Cabanatuan was a temporary camp for most prisoners. From Cabanatuan, most prisoners were sent to other camps in the Philippines, China, Japan, and Korea, where they were used as slave labor. Some worked in mines, others in farms, others in factories, and others unloading ships in Port Areas for the remainder of the war. For the remaining 3 years of their captivity, the original prisoners of Camp O'Donnell were spread throughout the various slave labor camps in Japan, Korea, China, and the Philippines, until each camp was individually liberated in 1945. These prisoners endured the whims of their brutal captors and the uncertainty of when, if ever, their captivity would end.
The exact death count has been impossible to determine, but some historians have placed the minimum death toll between 6 and 11,000 men, whereas other postwar Allied reports have tabulated that only 54,000 of the 72,000 prisoners survived. The gentleman at Bob Evans today was one of these. As he said, "God knows how I survived. I don't."

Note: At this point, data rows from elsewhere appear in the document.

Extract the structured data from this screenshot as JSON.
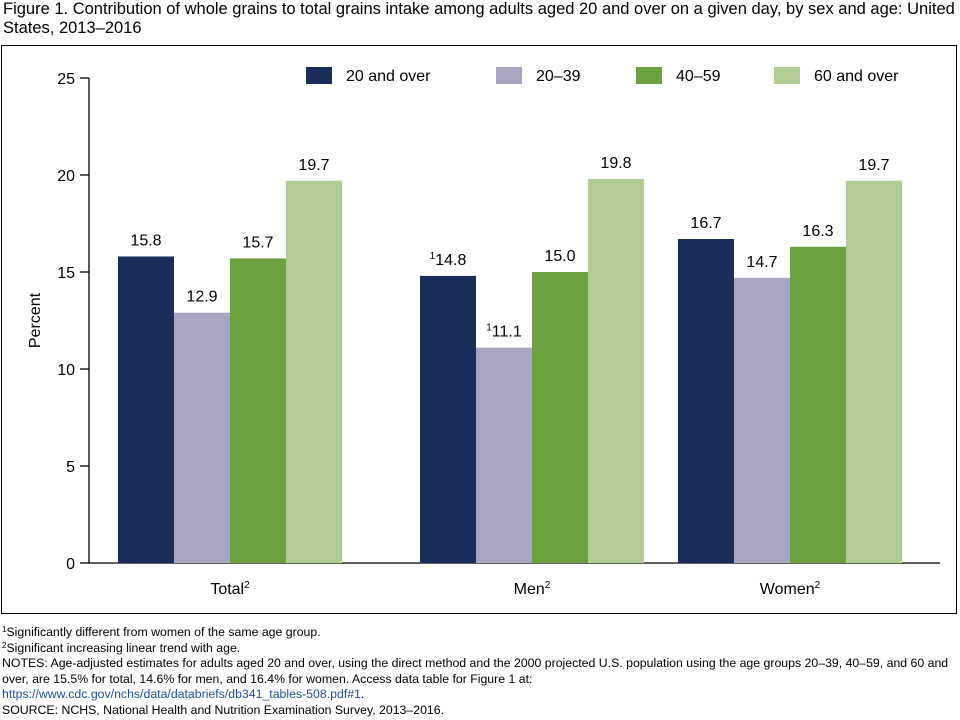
{
  "figure": {
    "title": "Figure 1. Contribution of whole grains to total grains intake among adults aged 20 and over on a given day, by sex and age: United States, 2013–2016"
  },
  "chart_data": {
    "type": "bar",
    "ylabel": "Percent",
    "xlabel": "",
    "ylim": [
      0,
      25
    ],
    "yticks": [
      0,
      5,
      10,
      15,
      20,
      25
    ],
    "grid": false,
    "legend_position": "top",
    "categories": [
      {
        "label": "Total",
        "sup": "2"
      },
      {
        "label": "Men",
        "sup": "2"
      },
      {
        "label": "Women",
        "sup": "2"
      }
    ],
    "series": [
      {
        "name": "20 and over",
        "color": "#1b2d5a",
        "values": [
          15.8,
          14.8,
          16.7
        ],
        "labels": [
          "15.8",
          "14.8",
          "16.7"
        ],
        "label_sups": [
          "",
          "1",
          ""
        ]
      },
      {
        "name": "20–39",
        "color": "#a7a5bf",
        "values": [
          12.9,
          11.1,
          14.7
        ],
        "labels": [
          "12.9",
          "11.1",
          "14.7"
        ],
        "label_sups": [
          "",
          "1",
          ""
        ]
      },
      {
        "name": "40–59",
        "color": "#6ba23f",
        "values": [
          15.7,
          15.0,
          16.3
        ],
        "labels": [
          "15.7",
          "15.0",
          "16.3"
        ],
        "label_sups": [
          "",
          "",
          ""
        ]
      },
      {
        "name": "60 and over",
        "color": "#b0cc92",
        "values": [
          19.7,
          19.8,
          19.7
        ],
        "labels": [
          "19.7",
          "19.8",
          "19.7"
        ],
        "label_sups": [
          "",
          "",
          ""
        ]
      }
    ]
  },
  "footnotes": {
    "note1": {
      "sup": "1",
      "text": "Significantly different from women of the same age group."
    },
    "note2": {
      "sup": "2",
      "text": "Significant increasing linear trend with age."
    },
    "notes_text": "NOTES: Age-adjusted estimates for adults aged 20 and over, using the direct method and the 2000 projected U.S. population using the age groups 20–39, 40–59, and 60 and over, are 15.5% for total, 14.6% for men, and 16.4% for women. Access data table for Figure 1 at:",
    "link": "https://www.cdc.gov/nchs/data/databriefs/db341_tables-508.pdf#1",
    "link_suffix": ".",
    "source": "SOURCE: NCHS, National Health and Nutrition Examination Survey, 2013–2016."
  }
}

The Japanese occupied the Philippines from 1942 to 1945. On January 9, 1945, U.S. forces led by General Douglas MacArthur forces invaded the Philippines by force, beginning the second battle of the Philippines. On February 4, 1945, U.S. forces entered Manila and completely recovered the city within 3 weeks. The second battle of the Philippines ended in April 1945, resulting in the liberation of the Philippines. On July 5 of that year, Washington announced the complete reconquest of the Philippines by the United States. After the surrender of Japan in 1945, an Allied commission convicted General Homma of war crimes, including the atrocities of the death march out of Bataan and the atrocities at Camp O'Donnell and Cabanatuan. The general, who had been absorbed in his efforts to capture Corregidor after the fall of Bataan, claimed in his defense that he remained ignorant of the high death toll of the death march until 2 months after the event. He was executed for war crimes on April 3, 1946, outside Manila. While D-Day remembrance was being held today in Normandy, France, at which President Barak Obama, British Prime Minister Gordon Brown, French President Nicolas Sarkozy, and Canadian Prime Minister Stephan Harper spoke eloquently about the ultimate sacrifice and the hope of peace, we had our own World War II memories at Bob Evans in Towson, Maryland, with a man who endured what we cannot even imagine in our worst nightmares.